An hour and a half later in the CID room at the station Laura and her colleague Constable Doug Wilson were ploughing through their backlog of paperwork.

Laura laid down her pen, gazing out of the window at the snow which was falling in giddy swirls. She wondered if Saul had left the flat and hoped he’d remembered to lock the door. And then she thought of her mother’s face if she knew her daughter had had a one night stand with a man she hardly knew. And then she felt a lurch of horror as she tried desperately to remember if Saul had used a condom. Stabs of molten alarm sped through her nerves. Yes, he had, she was sure of it. But, of course, condoms were by no means one hundred per cent reliable. Her heart rate was now running at an alarming high. What about the morning
after pill? Could she slip out to a pharmacy and get one? The idea swamped her with guilt. She had long since rejected the Catholic faith in which her parents had brought her up, but the idea of killing potential life still held a pull. She simply couldn’t do it. Oh hell! She lifted her head and took a few deep breaths. Banishing the dilemma, and Saul, from her mind she went back to the
paperwork
with a small sigh.

Doug looked up and smiled as he watched her. ‘Fretting at the bit?’ he suggested.

‘Uh-huh. I could do with some action.’

‘I remember the feeling,’ he said. ‘When I was young and eager and longing to be at the cutting edge. But now, I don’t mind a spell of keeping my bum on the seat and letting the old brain have a bit of a rest. Not to mention the nerves. There’ll be trouble and agitation before long. Always is.’

Right on cue the phone on Doug’s desk trilled. He straightened his back as he heard the new super’s voice. For Doug, Damian Finch was a New Age police person: crisp, correct and decisive. And pretty clever if the framed first class degree from Oxford sitting on his shelves was to be believed. Doug listened as he spoke. ‘I see, sir. Yes, I can come straight away.’ He listened again. ‘Yes, sir, Constable Ferguson is here too.’

Laura’s head snapped around to look at him.

‘We’re commanded to join the big boss in his office for a preliminary briefing,’ he told her. ‘I took the liberty of suggesting that you were free.’

‘As a bird,’ she said, jumping to her feet and slipping her arms into her black jacket.

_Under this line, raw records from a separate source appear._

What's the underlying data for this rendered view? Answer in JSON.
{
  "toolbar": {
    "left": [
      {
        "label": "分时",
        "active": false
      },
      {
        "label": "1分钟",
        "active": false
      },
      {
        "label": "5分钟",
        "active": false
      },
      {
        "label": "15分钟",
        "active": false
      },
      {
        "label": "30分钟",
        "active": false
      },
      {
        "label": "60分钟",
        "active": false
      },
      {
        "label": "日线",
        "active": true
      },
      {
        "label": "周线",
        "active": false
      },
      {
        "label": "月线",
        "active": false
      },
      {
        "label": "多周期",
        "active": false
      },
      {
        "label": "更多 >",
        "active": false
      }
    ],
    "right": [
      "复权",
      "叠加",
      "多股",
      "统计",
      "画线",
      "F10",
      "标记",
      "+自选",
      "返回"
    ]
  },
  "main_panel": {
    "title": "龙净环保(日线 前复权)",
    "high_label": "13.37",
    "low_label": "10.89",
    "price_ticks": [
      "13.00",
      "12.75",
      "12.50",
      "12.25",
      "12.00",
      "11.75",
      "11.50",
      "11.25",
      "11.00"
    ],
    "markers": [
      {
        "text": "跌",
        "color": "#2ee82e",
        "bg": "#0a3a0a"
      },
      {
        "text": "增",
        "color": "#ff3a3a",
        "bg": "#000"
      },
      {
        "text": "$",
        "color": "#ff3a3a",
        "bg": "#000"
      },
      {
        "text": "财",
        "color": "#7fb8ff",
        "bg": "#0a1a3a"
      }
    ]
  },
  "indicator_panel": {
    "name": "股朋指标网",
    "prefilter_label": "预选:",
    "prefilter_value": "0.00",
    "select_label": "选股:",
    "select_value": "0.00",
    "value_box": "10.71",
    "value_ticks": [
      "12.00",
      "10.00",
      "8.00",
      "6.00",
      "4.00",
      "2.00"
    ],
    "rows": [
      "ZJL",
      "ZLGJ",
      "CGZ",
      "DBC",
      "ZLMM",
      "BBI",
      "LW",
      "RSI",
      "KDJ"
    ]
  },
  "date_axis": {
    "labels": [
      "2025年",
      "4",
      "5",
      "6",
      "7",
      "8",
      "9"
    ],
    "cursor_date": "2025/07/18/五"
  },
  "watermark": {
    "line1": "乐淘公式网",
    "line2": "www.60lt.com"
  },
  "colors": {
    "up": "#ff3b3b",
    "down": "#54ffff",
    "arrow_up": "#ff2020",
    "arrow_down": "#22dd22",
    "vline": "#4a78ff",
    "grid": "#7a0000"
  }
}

They walked together along the corridor, Laura trying to stop herself breaking into a trot. Doug looked down at her and raised an eyebrow. ‘Told you so.’

 

An hour later the assembled team sat in Detective Chief Superintendent Finch’s office, sipping the ground coffee he kept constantly simmering in his room. Swift glanced around, marvelling at the way in which Finch had transformed the cluttered den of the former superintendent, Tom Lister, into a place of brightness and
order which proclaimed a dedicated organizer’s touch. Banished were the piles of tottering paperwork on the desk, the little cluster of family photographs and the little tin ashtray which had once brimmed over with cigarette ends. In their place were a pen stand, a notebook and a state of the art laptop. On the shelves to the side of the desk were neatly stacked police manuals, books on criminal law and Finch’s university degree certificates. A large potted palm sat in one corner of the room, its shiny leaves forming an artistic tracery against the background of the pure white walls. Above was a
hand-painted
reproduction of Da Vinci’s
Mona Lisa
keeping watch over the room with her steady disturbing gaze and her inscrutable smile.